Die Obliegenheiten des § 295 InsO treffen den Schuldner erst von der Aufhebung des Insolvenzverfahrens an5.

Ein Gläubiger genügt im Fall des § 295 Abs. 2 InsO seiner Pflicht zur Glaubhaftmachung der Obliegenheitsverletzung des Schuldners und der Beeinträchtigung der Befriedigung der Insolvenzgläubiger (§ 300 Abs. 2, § 296 Abs. 1 InsO), wenn er darlegt, dass der Schuldner an den Treuhänder nicht den Betrag abgeführt hat, den er bei Ausübung einer vergleichbaren abhängigen Tätigkeit nach dem üblichen Lohnniveau hätte abführen müssen6.

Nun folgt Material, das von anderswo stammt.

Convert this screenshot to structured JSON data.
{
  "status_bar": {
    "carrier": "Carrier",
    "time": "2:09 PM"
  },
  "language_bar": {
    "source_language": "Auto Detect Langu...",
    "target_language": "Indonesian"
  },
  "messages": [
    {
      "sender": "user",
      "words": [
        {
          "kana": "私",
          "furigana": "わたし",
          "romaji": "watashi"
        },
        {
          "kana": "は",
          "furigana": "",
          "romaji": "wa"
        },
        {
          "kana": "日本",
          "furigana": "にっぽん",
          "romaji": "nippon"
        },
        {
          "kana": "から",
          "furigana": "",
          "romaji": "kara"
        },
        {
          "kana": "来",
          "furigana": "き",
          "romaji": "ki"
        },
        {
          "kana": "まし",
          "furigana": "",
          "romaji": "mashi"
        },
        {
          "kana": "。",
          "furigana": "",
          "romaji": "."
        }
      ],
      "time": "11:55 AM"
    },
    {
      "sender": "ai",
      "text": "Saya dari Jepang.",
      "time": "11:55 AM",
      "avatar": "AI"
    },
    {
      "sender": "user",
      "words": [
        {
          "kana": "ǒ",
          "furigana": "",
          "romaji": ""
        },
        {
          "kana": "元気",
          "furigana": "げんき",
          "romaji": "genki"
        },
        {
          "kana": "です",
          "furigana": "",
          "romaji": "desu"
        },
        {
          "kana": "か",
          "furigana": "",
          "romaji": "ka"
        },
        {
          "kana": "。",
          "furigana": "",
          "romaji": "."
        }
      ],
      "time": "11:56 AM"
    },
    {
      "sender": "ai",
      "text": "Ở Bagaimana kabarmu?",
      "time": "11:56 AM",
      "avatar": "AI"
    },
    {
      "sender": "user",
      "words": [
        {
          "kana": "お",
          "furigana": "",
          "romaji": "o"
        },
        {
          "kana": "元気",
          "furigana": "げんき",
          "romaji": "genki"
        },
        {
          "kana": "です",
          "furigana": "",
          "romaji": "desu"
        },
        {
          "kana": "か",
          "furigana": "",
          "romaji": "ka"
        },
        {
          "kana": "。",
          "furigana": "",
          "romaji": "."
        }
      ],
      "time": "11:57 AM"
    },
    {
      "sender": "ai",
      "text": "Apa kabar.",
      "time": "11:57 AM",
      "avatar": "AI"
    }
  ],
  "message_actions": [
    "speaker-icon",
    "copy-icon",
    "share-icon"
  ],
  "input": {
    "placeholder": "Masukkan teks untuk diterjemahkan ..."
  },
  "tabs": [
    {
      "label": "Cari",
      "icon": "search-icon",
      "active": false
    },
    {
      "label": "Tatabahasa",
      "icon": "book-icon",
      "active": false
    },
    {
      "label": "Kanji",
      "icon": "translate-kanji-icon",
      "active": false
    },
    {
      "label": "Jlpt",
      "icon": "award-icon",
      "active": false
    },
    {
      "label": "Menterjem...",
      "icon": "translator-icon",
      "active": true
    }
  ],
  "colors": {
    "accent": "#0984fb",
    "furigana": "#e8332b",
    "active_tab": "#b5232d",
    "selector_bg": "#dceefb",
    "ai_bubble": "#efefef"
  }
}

Durch die Bezugnahme auf die Ausschüttungsberichte des Treuhänders hat der Gläubiger ausreichend glaubhaft gemacht, der Schuldner habe in einem fiktiven angemessenen Dienstverhältnis so viel verdienen können, dass er von Juli 2005 bis Juni 2009 monatlich 304,40 €, insgesamt 14.611,20 € hätte abführen müssen. Tatsächlich aber habe der Schuldner bis zur Stellung des Versagungsantrags nur 1.890 € abgeführt. Nach der Rechtsprechung des Bundesgerichtshofs kann der erforderliche Sachvortrag des Gläubigers und die erforderliche Glaubhaftmachung mittels einer konkreten Bezugnahme auf einen Bericht des Treuhänders erfolgen, wenn der Bericht des Treuhänders seinerseits den Anforderungen genügt7. Dies ist vorliegend der Fall. Aus den Ausschüttungsberichten ergeben sich das fiktive Nettoeinkommen aus einem angemessenen Dienstverhältnis, der daraus zu errechnende pfändbare Betrag und die wegen der Nichtabführung dieses Betrages sich ergebende Gläubigerbeeinträchtigung. Zur Glaubhaftmachung des fiktiven monatlichen Nettoeinkommens genügt es jedenfalls, wenn der Gläubiger sich insoweit auf die eigenen Angaben des Schuldners stützt.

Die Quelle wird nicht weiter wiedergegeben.